Severance followed a trend in recent fiction of female characters who move through cleanly depicted consumerist landscapes with emotional dampers on, either too jaded, too exhausted, or too bored by modern life to bother with actual feeling. Where Ma diverges from the crowd is in harnessing this feeling of alienation to capture the elusive experience of being Asian American. The protagonists of Bliss Montage are middle-class Chinese-American women who assimilate easily into white society. (Not all of the characters are explicitly identified as Chinese, but they have analogous backgrounds.) For them, the effects of racism and of racial difference are less material than psychological. They are not in positions of want, but they have less than their friends and romantic partners. Their lives, while decent, have been planned by their parents and husbands, and as a result they feel unfulfilled. But what their desires are, exactly, they can’t say.
Ma’s characters share an emotional detachment, as if they are watching their own lives from outside a window. The feeling might be familiar to children of immigrants. In “Office Hours,” a film professor reflects that her parents, restaurant owners who took a second mortgage on their home to send her to college, had named her after the adventurous governess from The Sound of Music—yet her quiet life has kept her close to home. “Her default position was that of a dog fighting out of a corner,” Ma writes. Although she has accomplished her career ambitions, it is with a sense of loss, because they’ve never been fully her own.
“Tomorrow,” a story with a sly, absurdist cast, takes place in a near-future America that has been severely downgraded in the international rankings. Eve, a US government employee, returns to her family’s country of origin in hopes of freeing herself from a misguided allegiance to America, a country that was chosen by her parents. “She could no longer conceive of a life beyond the one they had envisioned for her,” Ma writes. “Coming here, for them, had been the grand ambition, the only dream.” Her effort to adopt a new home, though, falls through; she feels no more belonging there than here.
In other stories, Ma drops references to Asian American identity only to move on without completing the thought.
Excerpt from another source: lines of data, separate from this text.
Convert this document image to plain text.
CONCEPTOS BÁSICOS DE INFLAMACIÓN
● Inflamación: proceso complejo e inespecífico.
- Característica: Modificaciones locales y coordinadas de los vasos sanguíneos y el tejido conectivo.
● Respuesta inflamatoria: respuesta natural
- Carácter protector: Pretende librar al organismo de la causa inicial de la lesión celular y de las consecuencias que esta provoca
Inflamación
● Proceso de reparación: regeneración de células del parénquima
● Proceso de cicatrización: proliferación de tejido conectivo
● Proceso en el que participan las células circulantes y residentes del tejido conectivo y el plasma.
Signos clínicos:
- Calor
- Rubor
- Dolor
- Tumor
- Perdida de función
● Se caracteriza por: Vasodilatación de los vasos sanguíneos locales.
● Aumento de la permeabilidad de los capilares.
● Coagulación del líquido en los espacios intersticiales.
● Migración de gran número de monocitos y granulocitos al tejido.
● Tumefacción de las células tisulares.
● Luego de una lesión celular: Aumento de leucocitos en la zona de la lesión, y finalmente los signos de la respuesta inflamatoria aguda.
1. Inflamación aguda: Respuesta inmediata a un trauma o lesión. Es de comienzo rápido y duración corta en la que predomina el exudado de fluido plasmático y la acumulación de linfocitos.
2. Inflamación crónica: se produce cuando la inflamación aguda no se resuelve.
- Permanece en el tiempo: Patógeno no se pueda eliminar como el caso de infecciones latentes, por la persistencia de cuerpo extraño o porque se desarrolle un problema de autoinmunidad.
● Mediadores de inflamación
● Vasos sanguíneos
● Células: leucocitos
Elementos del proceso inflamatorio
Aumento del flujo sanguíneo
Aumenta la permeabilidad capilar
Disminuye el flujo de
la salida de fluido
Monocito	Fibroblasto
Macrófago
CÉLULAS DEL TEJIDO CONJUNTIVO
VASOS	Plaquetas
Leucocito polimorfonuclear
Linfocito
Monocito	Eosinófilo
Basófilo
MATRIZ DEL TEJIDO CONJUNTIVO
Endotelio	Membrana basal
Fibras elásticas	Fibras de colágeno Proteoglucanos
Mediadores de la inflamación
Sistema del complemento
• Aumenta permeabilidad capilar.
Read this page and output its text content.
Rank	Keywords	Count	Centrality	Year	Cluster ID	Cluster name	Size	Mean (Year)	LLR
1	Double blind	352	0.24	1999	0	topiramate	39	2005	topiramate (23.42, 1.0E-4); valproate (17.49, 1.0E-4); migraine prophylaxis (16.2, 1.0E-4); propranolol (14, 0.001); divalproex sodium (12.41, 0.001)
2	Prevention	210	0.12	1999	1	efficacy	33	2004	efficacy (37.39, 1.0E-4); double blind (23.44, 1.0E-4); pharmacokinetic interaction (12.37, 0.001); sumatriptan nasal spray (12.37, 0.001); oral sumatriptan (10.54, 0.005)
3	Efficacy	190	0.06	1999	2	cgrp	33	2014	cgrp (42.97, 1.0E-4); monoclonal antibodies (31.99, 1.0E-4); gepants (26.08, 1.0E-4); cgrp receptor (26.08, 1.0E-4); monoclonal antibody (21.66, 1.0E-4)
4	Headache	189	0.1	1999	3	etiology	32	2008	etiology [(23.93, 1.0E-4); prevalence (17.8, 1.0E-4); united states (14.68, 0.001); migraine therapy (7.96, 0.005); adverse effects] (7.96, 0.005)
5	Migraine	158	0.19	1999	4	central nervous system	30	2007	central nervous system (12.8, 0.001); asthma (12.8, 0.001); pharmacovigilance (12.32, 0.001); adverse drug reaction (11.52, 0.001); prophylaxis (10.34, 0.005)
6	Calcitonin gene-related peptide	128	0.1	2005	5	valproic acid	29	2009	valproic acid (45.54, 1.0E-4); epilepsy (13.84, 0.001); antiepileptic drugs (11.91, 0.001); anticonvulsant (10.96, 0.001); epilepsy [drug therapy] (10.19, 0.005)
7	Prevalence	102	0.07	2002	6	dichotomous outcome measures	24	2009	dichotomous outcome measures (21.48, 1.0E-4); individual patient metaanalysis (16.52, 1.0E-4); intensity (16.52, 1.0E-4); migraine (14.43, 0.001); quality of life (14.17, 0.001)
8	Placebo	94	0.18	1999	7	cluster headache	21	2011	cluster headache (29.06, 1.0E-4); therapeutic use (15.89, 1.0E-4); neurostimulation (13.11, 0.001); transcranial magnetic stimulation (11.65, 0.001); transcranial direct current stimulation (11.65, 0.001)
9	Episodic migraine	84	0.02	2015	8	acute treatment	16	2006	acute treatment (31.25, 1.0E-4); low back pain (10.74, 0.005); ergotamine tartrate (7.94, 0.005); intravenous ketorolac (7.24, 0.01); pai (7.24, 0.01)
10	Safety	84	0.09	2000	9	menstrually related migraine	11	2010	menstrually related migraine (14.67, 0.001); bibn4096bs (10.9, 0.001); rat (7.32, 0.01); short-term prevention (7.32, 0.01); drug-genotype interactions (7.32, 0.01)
A woman’s ex-boyfriend confides that his mother makes racist comments about Asians; a woman wonders if a former classmate is confusing her for another Asian student. These brief, isolated moments are mostly placed to the side of the primary action; some are given a nod so brief I wondered why they were included at all. Such microaggressions, unfortunately, don’t offer room for the characters to react beyond predictable ways, which ends up flattening them out further. Often, I wished Ma’s protagonists would emerge into the stories rather than retreat. So many of them feel like they’re on G, the invisibility drug, the outline of each character bleeding indistinctly into the next. I wanted to see these women laugh, sweat, cry, scream. I wanted to see them step fully into their bodies. Without that, what ends up being most notable in the fantasies of Bliss Montage is not the particular desires of Asian Americans, but their absence.